Источниковедение массовых источников становится методом исторического исследования, построенным на внутреннем единстве онтологического и гносеологического подходов к источнику. Приемы источниковедения массовых источников выработаны на материалах истории России XIX-XX веков и применительно к социально-экономической истории в первую очередь. И это естественно. Сам метод ориентирован на широкую, относительно хорошо сохранившуюся источниковую базу. И по существу он является итогом распространения традиции исторического источниковедения на новый и новейший период отечественной истории.

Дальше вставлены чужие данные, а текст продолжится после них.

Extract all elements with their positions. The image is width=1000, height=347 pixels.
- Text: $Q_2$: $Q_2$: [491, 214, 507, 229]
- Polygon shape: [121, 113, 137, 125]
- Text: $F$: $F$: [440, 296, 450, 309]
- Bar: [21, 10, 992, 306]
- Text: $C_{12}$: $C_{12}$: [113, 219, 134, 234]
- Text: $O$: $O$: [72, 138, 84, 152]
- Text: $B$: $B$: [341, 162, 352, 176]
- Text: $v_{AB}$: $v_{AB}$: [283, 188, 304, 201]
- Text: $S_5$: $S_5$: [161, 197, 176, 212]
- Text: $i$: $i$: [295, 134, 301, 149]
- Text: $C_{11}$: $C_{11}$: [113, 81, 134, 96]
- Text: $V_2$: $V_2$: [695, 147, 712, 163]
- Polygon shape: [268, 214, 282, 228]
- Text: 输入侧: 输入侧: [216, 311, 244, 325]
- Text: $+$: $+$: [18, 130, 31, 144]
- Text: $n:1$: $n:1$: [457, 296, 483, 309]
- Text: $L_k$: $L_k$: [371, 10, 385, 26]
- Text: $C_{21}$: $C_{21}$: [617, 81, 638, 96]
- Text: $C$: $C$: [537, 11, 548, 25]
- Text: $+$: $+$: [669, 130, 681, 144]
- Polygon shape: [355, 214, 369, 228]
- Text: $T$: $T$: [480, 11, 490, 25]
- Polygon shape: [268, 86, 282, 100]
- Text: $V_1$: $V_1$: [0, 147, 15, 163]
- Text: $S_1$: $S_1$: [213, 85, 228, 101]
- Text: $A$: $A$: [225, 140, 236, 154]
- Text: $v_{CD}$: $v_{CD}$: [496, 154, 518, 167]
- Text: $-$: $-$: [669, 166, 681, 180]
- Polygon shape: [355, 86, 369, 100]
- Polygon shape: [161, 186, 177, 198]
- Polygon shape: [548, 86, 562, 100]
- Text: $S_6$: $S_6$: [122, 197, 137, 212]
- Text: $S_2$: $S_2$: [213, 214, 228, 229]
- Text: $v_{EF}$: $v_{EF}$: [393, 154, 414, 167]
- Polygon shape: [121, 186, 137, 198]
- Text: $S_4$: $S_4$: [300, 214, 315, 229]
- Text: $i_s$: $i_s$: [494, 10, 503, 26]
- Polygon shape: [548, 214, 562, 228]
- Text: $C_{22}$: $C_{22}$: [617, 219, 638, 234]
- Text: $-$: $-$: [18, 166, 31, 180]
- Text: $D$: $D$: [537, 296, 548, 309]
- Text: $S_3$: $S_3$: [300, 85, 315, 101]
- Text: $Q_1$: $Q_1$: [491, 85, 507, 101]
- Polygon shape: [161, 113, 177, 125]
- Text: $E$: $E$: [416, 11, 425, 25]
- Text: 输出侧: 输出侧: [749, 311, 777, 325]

Обострился интерес к истории коммунистической партии. Все чаще стали делать акцент на ее социал-демократической природе. Вернулись к взглядам и судьбам многих выдающихся социал-демократов, в первую очередь Г.В.Плеханову. Вспомнили его пророчества об азиатской деспотии как неизбежной судьбе большевистского режима. В этом контексте ученые ставили задачу изучения в сравнительно-историческом плане тоталитарных и контрреволюционных режимов. Понятия «классовые силы», «союз классовых сил» стали привлекать историков в связи с трактовкой соотношения объективного и субъективного факторов революционного процесса.
При изучении истории самой партии, кроме того, предлагалось внимательно приглядеться к проблеме формирования оппозиции внутри партии, еще раз вдуматься в смысл и сущность внутрипартийных дискуссий 1920-х годов, верифицировать цифры о числе членов партии на революционном этапе от февраля к октябрю. Историки поставили вопросы, почему не вводятся в научный оборот многие хорошо известные источники по истории партии, что мешает в этом случае реализации научных подходов в исторической науке.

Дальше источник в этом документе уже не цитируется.